It is sad and telling of modern life that the famous place where the first wildcats were domesticated by farmers, the Fertile Crescent, which encompasses Syria and the Euphrates and Tigris rivers, is now a place where there are no farmers tilling the fields because the river, which was once swollen with floodwaters, has now disappeared.
There is no water in the area and therefore there are no farmers. If this catastrophic situation had occurred 10,000 years ago, there would have been no domestic cats. I have pinpointed the area where it is reported that the floor of the Khabur Valley in north-eastern Syria has turned a uniform brown. And it is said that as far as the horizon you can’t see a single farmer working (report: The Times Nov. 11, 2021).

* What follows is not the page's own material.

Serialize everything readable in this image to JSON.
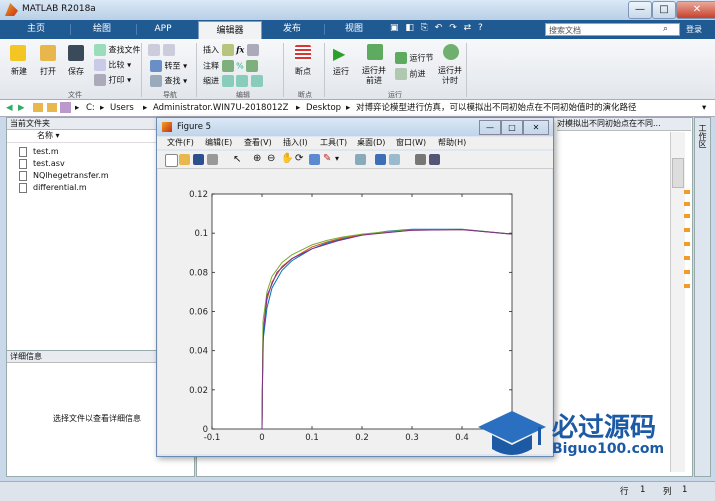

The Fertile Crescent was the birthplace of the domestic cat because it was fantastic farming country. It was a landscape fed by the Euphrates and Tigris and its tributaries. The Khabur Valley is a tributary of the Euphrates. It is an area, Mesopotamia, which is said to be the cradle of civilisation and which is facing a water crisis. It is being reduced to a desert by global warming, overuse of what little water there is and human conflict.
This sort of situation is what triggers mass migration northwards. There will be more human migration towards Europe. Just today in the newspapers there is the story of an escalating humanitarian crisis on the EU’s eastern flank where thousands of migrants from the Middle East, Asia and Africa have congregated to cross the border from Belarus to Poland. Migrants are being used as a weapon according to some politicians. It is a plausible argument and true in my opinion.
But this is about comparing the human map in relation to the domestication of the cat from 10,000 years ago to today. It’s a good marker to show us how the world has in some respects deteriorated quite sharply.
When the first wildcat was domesticated, a nice symbiotic relationship was formed between the farmer and the cat. In that single moment there was one domestic cat in the world and one cat caregiver, a Syrian farmer. Ten thousand years later there are an estimated quarter of a billion (250,000,000) unowned and unwanted cats in the world, a testament to the failure of cat domestication because of human carelessness and self-indulgence. A human screwup of gargantuan proportions.
Every day in the online newspapers there are reports of the conflict between feral cats and people. It goes on and on. It’s our fault but the cat is victimised as being the cause of the problem.
It is said that the unfolding water crisis at the place where there was once a lush fertile crescent, but is now a desert, “will soon become an unprecedented catastrophe, pushing more into displacement” according to Carsten Hansen, regional director for the Norwegian Refugee Council.
One farmer in the region said they had grown no wheat at all this year and therefore there will be no bread. He said “That is a catastrophe. No wheat-no bread.”
If this was 10,000 years ago you could add that there would have been no domestic cats either.